I like Carolina in the Eastern Conference, mainly because they fly so comfortably under the radar and play their game without fanfare beyond their loyalists. If, as I anticipate, the Panthers fall out of the 2025 picture, then the Hurricanes become the team that is most scary in that they exceed the sum of their parts. (It also helps that Andrei Svechnikov is enjoying a breakout postseason.) They’re a Big-3-D team precariously built around Jaccob Slavin with Brent Burns and Dmitry Orlov.
There is no team remaining that is fatally flawed, unless Burns’ age (40) catches up with him on the postseason backstretch. In that case, Jalen Chatfield will have to return to the lineup and further elevate his game.
What about Toronto?
Even if the shine has worn off John Tavares these past several, post-NYI seasons, he still has hard, offensive skills that have led to 5 postseason goals. Auston Matthews is underperforming offensively but has just scored the biggest goal of his career. It doesn’t necessarily need to lead to many more to get the Maple Leafs to the winner’s circle. Remember when Ken Hitchcock turned the great Mike Modano into a shutdown center for the Peter Forsberg matchup en route to the 1999 Stanley Cup championship.
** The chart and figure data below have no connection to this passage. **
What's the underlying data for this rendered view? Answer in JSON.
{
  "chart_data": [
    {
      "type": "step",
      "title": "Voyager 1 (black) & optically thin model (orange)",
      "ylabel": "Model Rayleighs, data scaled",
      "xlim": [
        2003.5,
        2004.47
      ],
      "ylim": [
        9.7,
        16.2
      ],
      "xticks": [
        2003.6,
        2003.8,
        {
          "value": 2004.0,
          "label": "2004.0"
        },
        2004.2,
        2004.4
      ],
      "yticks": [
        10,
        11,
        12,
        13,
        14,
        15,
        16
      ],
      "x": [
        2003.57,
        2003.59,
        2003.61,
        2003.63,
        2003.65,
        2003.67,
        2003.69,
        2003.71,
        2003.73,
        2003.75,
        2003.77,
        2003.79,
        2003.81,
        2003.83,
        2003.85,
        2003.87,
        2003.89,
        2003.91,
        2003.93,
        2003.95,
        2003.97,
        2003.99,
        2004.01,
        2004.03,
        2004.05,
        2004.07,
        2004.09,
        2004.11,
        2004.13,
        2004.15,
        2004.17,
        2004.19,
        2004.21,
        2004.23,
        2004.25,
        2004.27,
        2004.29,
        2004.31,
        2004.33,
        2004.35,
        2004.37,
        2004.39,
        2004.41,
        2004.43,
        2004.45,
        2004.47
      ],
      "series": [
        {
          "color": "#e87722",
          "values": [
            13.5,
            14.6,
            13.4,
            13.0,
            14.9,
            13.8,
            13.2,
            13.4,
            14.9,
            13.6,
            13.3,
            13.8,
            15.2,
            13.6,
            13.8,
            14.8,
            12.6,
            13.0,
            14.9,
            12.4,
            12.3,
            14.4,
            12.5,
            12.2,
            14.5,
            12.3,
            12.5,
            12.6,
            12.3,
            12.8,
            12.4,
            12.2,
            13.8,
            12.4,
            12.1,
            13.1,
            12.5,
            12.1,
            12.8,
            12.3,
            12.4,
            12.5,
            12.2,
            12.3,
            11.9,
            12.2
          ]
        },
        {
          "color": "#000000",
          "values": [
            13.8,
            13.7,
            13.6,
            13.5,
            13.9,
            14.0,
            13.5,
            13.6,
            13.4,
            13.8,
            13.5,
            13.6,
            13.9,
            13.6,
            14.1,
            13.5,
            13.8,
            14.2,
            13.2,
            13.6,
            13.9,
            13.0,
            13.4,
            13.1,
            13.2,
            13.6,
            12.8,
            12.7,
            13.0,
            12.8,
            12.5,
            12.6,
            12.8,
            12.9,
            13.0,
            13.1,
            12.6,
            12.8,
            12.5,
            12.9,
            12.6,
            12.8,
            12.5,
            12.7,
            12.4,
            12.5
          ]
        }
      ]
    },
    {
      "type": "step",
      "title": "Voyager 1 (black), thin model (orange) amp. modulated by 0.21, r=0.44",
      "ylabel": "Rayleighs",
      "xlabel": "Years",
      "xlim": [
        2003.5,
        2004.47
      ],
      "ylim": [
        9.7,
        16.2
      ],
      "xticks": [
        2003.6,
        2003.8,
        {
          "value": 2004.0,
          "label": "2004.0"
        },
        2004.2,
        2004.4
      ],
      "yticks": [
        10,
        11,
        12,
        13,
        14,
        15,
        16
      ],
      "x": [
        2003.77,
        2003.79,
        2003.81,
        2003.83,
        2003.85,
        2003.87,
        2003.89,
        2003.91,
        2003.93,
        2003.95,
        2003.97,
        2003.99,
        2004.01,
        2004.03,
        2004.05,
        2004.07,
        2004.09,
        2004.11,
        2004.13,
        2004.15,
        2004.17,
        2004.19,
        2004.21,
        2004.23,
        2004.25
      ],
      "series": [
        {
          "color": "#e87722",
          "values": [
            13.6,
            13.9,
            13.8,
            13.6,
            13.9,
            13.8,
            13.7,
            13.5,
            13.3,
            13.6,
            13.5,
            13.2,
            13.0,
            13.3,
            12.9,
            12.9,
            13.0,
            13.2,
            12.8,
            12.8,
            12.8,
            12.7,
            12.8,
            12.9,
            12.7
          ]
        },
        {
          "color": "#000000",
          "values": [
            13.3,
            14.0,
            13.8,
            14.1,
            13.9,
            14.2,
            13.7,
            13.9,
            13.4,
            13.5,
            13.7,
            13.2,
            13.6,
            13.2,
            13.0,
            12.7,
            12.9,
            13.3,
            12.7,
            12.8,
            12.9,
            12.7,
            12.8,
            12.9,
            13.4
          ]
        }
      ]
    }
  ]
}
The Maple Leafs have added key, complementary pieces to their lineup, including Oliver Ekman-Larsson and Steven Lorentz (Florida), Brandon Carlo (Boston) and Scott Laughton (Philadelphia). More importantly, Toronto’s top players are positively affected in their own embrace of this battle of will against the Panthers.
Again, not predicting as much as anticipating an outcome here when I admit it reminds me of Game 1 of the 1984 Stanley Cup in which the historically explosive Oilers won 1-0 at Nassau Coliseum, ensuring a series split before the series shifted to Edmonton where the Oilers, full of confidence, made the Islanders look as battle torn as they were, having become the only entirely post-expansion team to make five consecutive Cup finals.
What Bruins fans are asking Marchand, an iffy Matthew Tkachuk and the Panthers to do is not historically realistic. A week ago, it may have looked like a shoo-in, but the wall of history is formidable and it rises in its own time.
Over and out for now.
Enjoy the game, and happy hockey to all.